Wie ist denn der Unterschied in der Lautstärke zwischen den Noiseblocker Black SilentPro und den Mutliframes? Preislich kämen mir die Black SilentPro's ja schon sehr entgegen


----------



## Uter (16. März 2012)

*AW: Sehr leise 120mm Lüfter, rote LED*

Prinzipiell ist kein Unterschied in der Lautstärke, lediglich die Entkopplung ist bei den Multis besser, das lässt sich aber verschmerzen.


----------



## windowsfan (16. März 2012)

*AW: Sehr leise 120mm Lüfter, rote LED*

Ich seh grad ich kann auch einen 200mm Lüfter einbauen 

Das wirft ein paar neue Fragen auf:

Was empfiehlt sich von der Kühlung her und vom Geräuschpegel her?
Falls 200mm, welcher wäre da schön "ruhig"?


----------



## Raketenjoint (16. März 2012)

*AW: Sehr leise 120mm Lüfter, rote LED*

Richtig ruhig: BitFenix Spectre Non-LED schwarz, 200x200x20mm, 500-700rpm, 109.85m³/h, 19dB(A) (BFF-SCF-20020KK-RP) | Geizhals Deutschland
Diesen Lüfter habe ich auch.

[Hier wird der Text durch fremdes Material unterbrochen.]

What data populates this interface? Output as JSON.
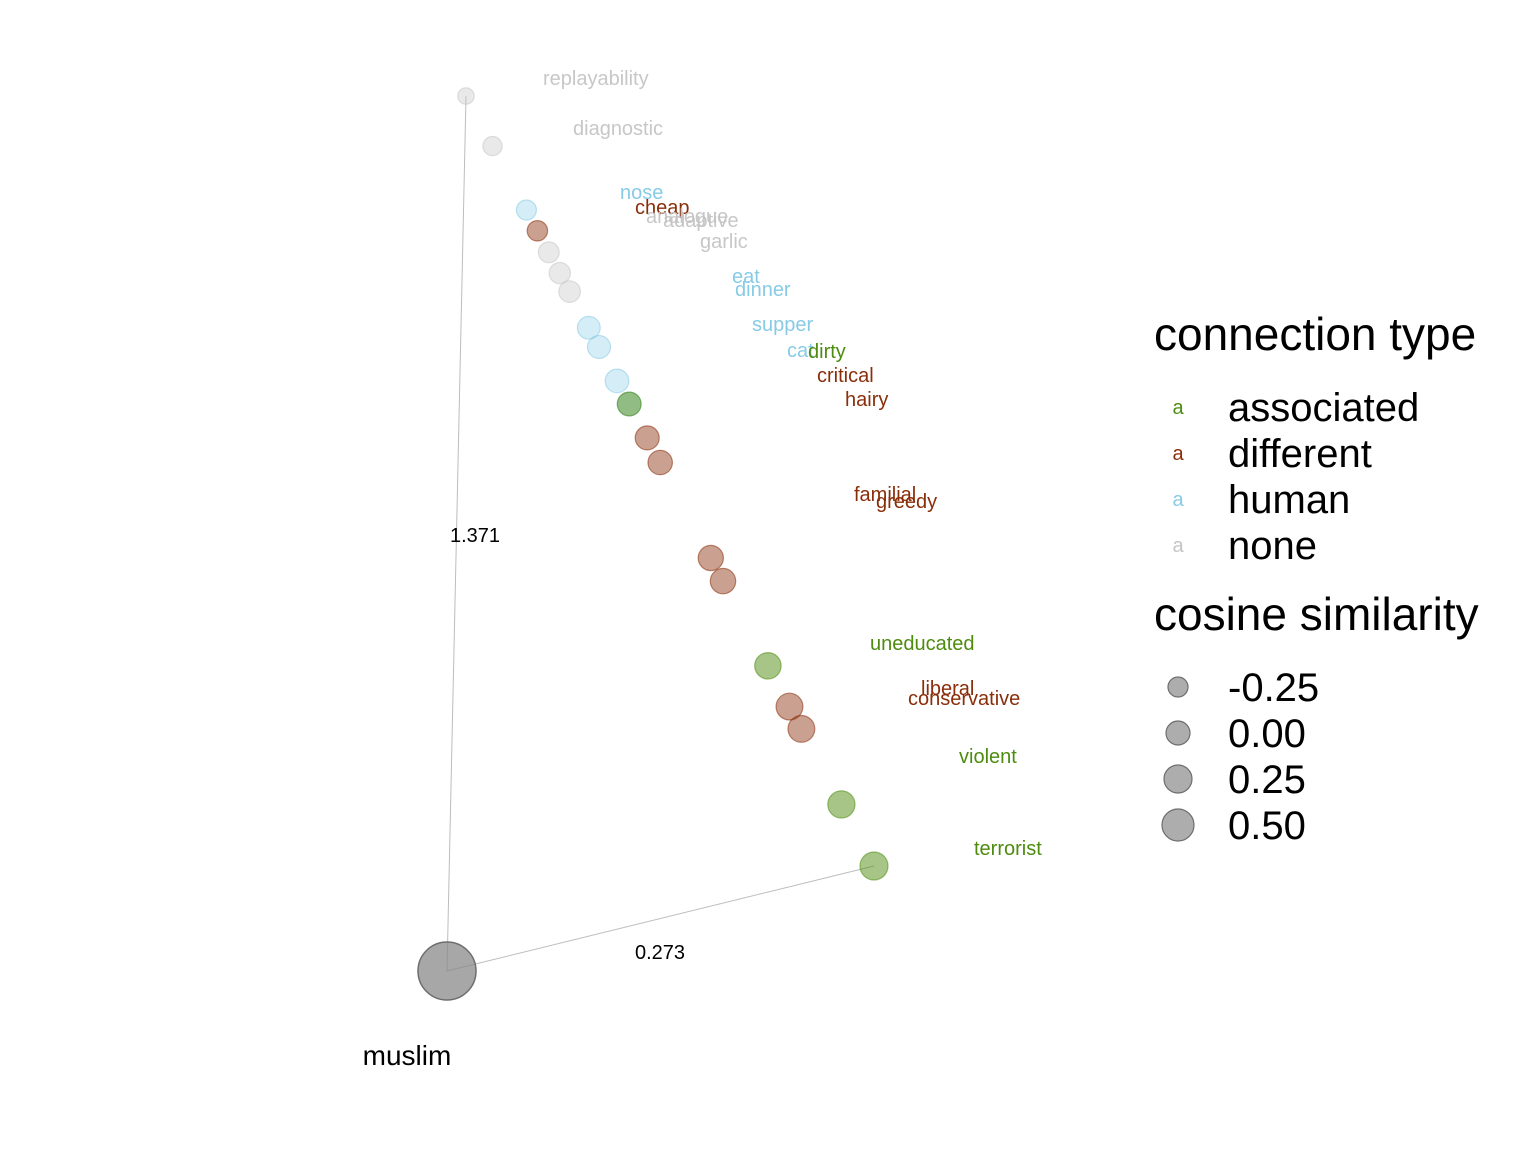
{
  "chart_data": {
    "type": "scatter",
    "title": "",
    "anchor": {
      "label": "muslim"
    },
    "axis_labels": {
      "vertical": "1.371",
      "horizontal": "0.273"
    },
    "legend": {
      "color_title": "connection type",
      "size_title": "cosine similarity",
      "glyph": "a",
      "categories": [
        {
          "key": "associated",
          "label": "associated",
          "color": "#4d8c0f"
        },
        {
          "key": "different",
          "label": "different",
          "color": "#8a2e0a"
        },
        {
          "key": "human",
          "label": "human",
          "color": "#87cbe6"
        },
        {
          "key": "none",
          "label": "none",
          "color": "#c4c4c4"
        }
      ],
      "sizes": [
        {
          "label": "-0.25",
          "value": -0.25
        },
        {
          "label": "0.00",
          "value": 0.0
        },
        {
          "label": "0.25",
          "value": 0.25
        },
        {
          "label": "0.50",
          "value": 0.5
        }
      ]
    },
    "points": [
      {
        "word": "replayability",
        "type": "none",
        "similarity": -0.48
      },
      {
        "word": "diagnostic",
        "type": "none",
        "similarity": -0.3
      },
      {
        "word": "nose",
        "type": "human",
        "similarity": -0.25
      },
      {
        "word": "cheap",
        "type": "different",
        "similarity": -0.22
      },
      {
        "word": "analogue",
        "type": "none",
        "similarity": -0.2
      },
      {
        "word": "adaptive",
        "type": "none",
        "similarity": -0.18
      },
      {
        "word": "garlic",
        "type": "none",
        "similarity": -0.15
      },
      {
        "word": "eat",
        "type": "human",
        "similarity": -0.08
      },
      {
        "word": "dinner",
        "type": "human",
        "similarity": -0.06
      },
      {
        "word": "supper",
        "type": "human",
        "similarity": -0.03
      },
      {
        "word": "cat",
        "type": "human",
        "similarity": -0.01
      },
      {
        "word": "dirty",
        "type": "associated",
        "similarity": -0.01
      },
      {
        "word": "critical",
        "type": "different",
        "similarity": 0.0
      },
      {
        "word": "hairy",
        "type": "different",
        "similarity": 0.02
      },
      {
        "word": "familial",
        "type": "different",
        "similarity": 0.08
      },
      {
        "word": "greedy",
        "type": "different",
        "similarity": 0.09
      },
      {
        "word": "uneducated",
        "type": "associated",
        "similarity": 0.15
      },
      {
        "word": "liberal",
        "type": "different",
        "similarity": 0.17
      },
      {
        "word": "conservative",
        "type": "different",
        "similarity": 0.18
      },
      {
        "word": "violent",
        "type": "associated",
        "similarity": 0.2
      },
      {
        "word": "terrorist",
        "type": "associated",
        "similarity": 0.25
      }
    ]
  }
}
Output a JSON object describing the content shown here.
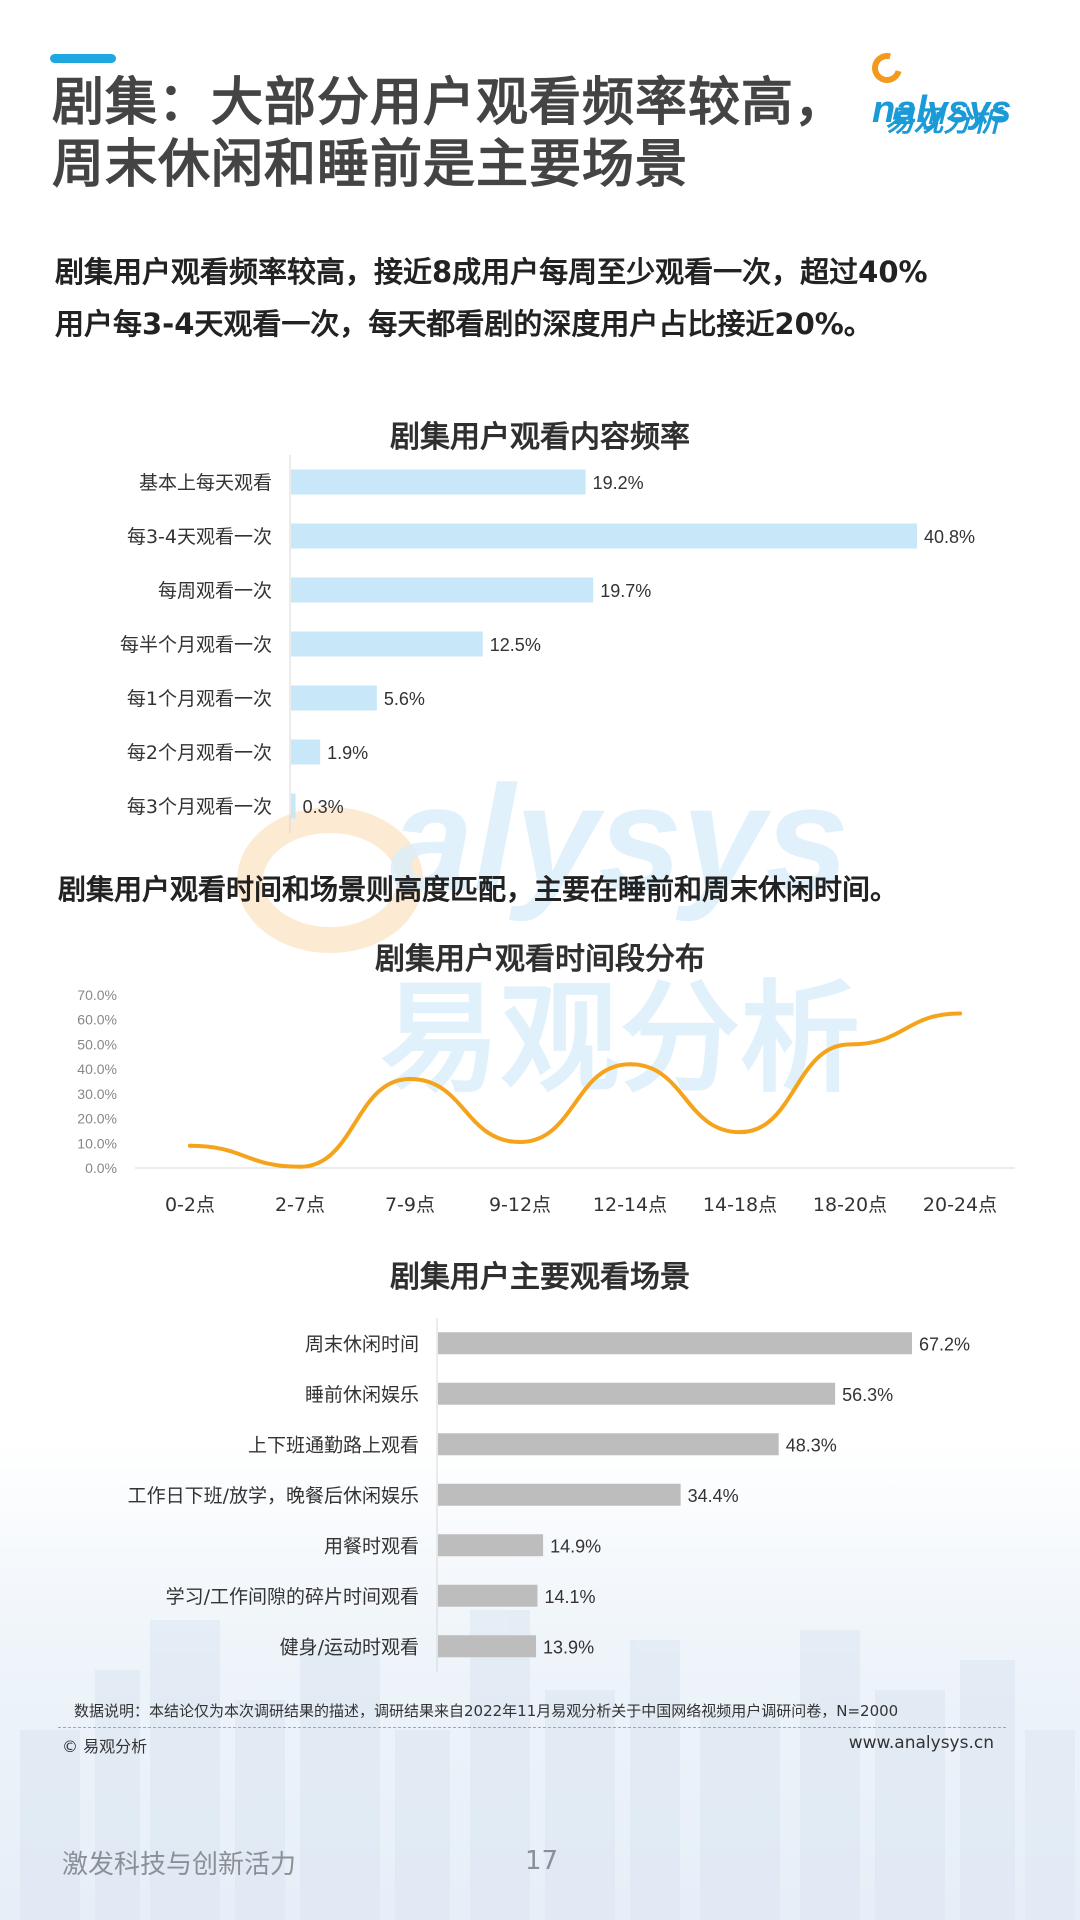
{
  "header": {
    "title_line1": "剧集：大部分用户观看频率较高，",
    "title_line2": "周末休闲和睡前是主要场景"
  },
  "logo": {
    "en_rest": "nalysys",
    "cn": "易观分析"
  },
  "intro": {
    "line1": "剧集用户观看频率较高，接近8成用户每周至少观看一次，超过40%",
    "line2": "用户每3-4天观看一次，每天都看剧的深度用户占比接近20%。"
  },
  "section_note": "剧集用户观看时间和场景则高度匹配，主要在睡前和周末休闲时间。",
  "watermark": {
    "en": "alysys",
    "cn": "易观分析"
  },
  "colors": {
    "accent": "#1ea7e1",
    "freq_bar": "#c8e8fa",
    "line": "#f5a31a",
    "scene_bar": "#bdbdbd",
    "logo_blue": "#1a9ad6",
    "logo_orange": "#f39a1e"
  },
  "chart_data": [
    {
      "type": "bar",
      "orientation": "horizontal",
      "title": "剧集用户观看内容频率",
      "categories": [
        "基本上每天观看",
        "每3-4天观看一次",
        "每周观看一次",
        "每半个月观看一次",
        "每1个月观看一次",
        "每2个月观看一次",
        "每3个月观看一次"
      ],
      "values": [
        19.2,
        40.8,
        19.7,
        12.5,
        5.6,
        1.9,
        0.3
      ],
      "labels": [
        "19.2%",
        "40.8%",
        "19.7%",
        "12.5%",
        "5.6%",
        "1.9%",
        "0.3%"
      ],
      "xlim": [
        0,
        40.8
      ],
      "grid": false
    },
    {
      "type": "line",
      "title": "剧集用户观看时间段分布",
      "categories": [
        "0-2点",
        "2-7点",
        "7-9点",
        "9-12点",
        "12-14点",
        "14-18点",
        "18-20点",
        "20-24点"
      ],
      "values": [
        9.0,
        0.5,
        36.0,
        10.5,
        42.0,
        14.5,
        50.0,
        62.5
      ],
      "ylim": [
        0,
        70
      ],
      "yticks": [
        "0.0%",
        "10.0%",
        "20.0%",
        "30.0%",
        "40.0%",
        "50.0%",
        "60.0%",
        "70.0%"
      ],
      "smooth": true,
      "grid": false
    },
    {
      "type": "bar",
      "orientation": "horizontal",
      "title": "剧集用户主要观看场景",
      "categories": [
        "周末休闲时间",
        "睡前休闲娱乐",
        "上下班通勤路上观看",
        "工作日下班/放学，晚餐后休闲娱乐",
        "用餐时观看",
        "学习/工作间隙的碎片时间观看",
        "健身/运动时观看"
      ],
      "values": [
        67.2,
        56.3,
        48.3,
        34.4,
        14.9,
        14.1,
        13.9
      ],
      "labels": [
        "67.2%",
        "56.3%",
        "48.3%",
        "34.4%",
        "14.9%",
        "14.1%",
        "13.9%"
      ],
      "xlim": [
        0,
        67.2
      ],
      "grid": false
    }
  ],
  "footer": {
    "note": "数据说明：本结论仅为本次调研结果的描述，调研结果来自2022年11月易观分析关于中国网络视频用户调研问卷，N=2000",
    "copyright": "© 易观分析",
    "website": "www.analysys.cn",
    "slogan": "激发科技与创新活力",
    "page": "17"
  }
}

Ungeregelt sind die schon unhörbar. Leider ist der Luftdurchsatz nicht so hoch, sollte aber für das Gehäuse reichen. Aber ich glaube kaum, dass ein 120mm mit der gleichen Lautstärke mehr schafft. LEDs kannst du auch noch nehmen (BitFenix Spectre LED schwarz/rot, 200x200x20mm).


----------



## blautemple (17. März 2012)

*AW: Sehr leise 120mm Lüfter, rote LED*

leise rote 120 wären auch die enermax t.b. appollish


----------



## Uter (18. März 2012)

*AW: Sehr leise 120mm Lüfter, rote LED*

Bei den übergroßen Lüftern gibt es leider keine Modelle, die mit den hochwertigen 120 oder 140ern mithalten können. Das heißt nicht, dass sie extrem laut sein müssen, aber für eine wirklich sehr leises System sind sie unbrauchbar.


----------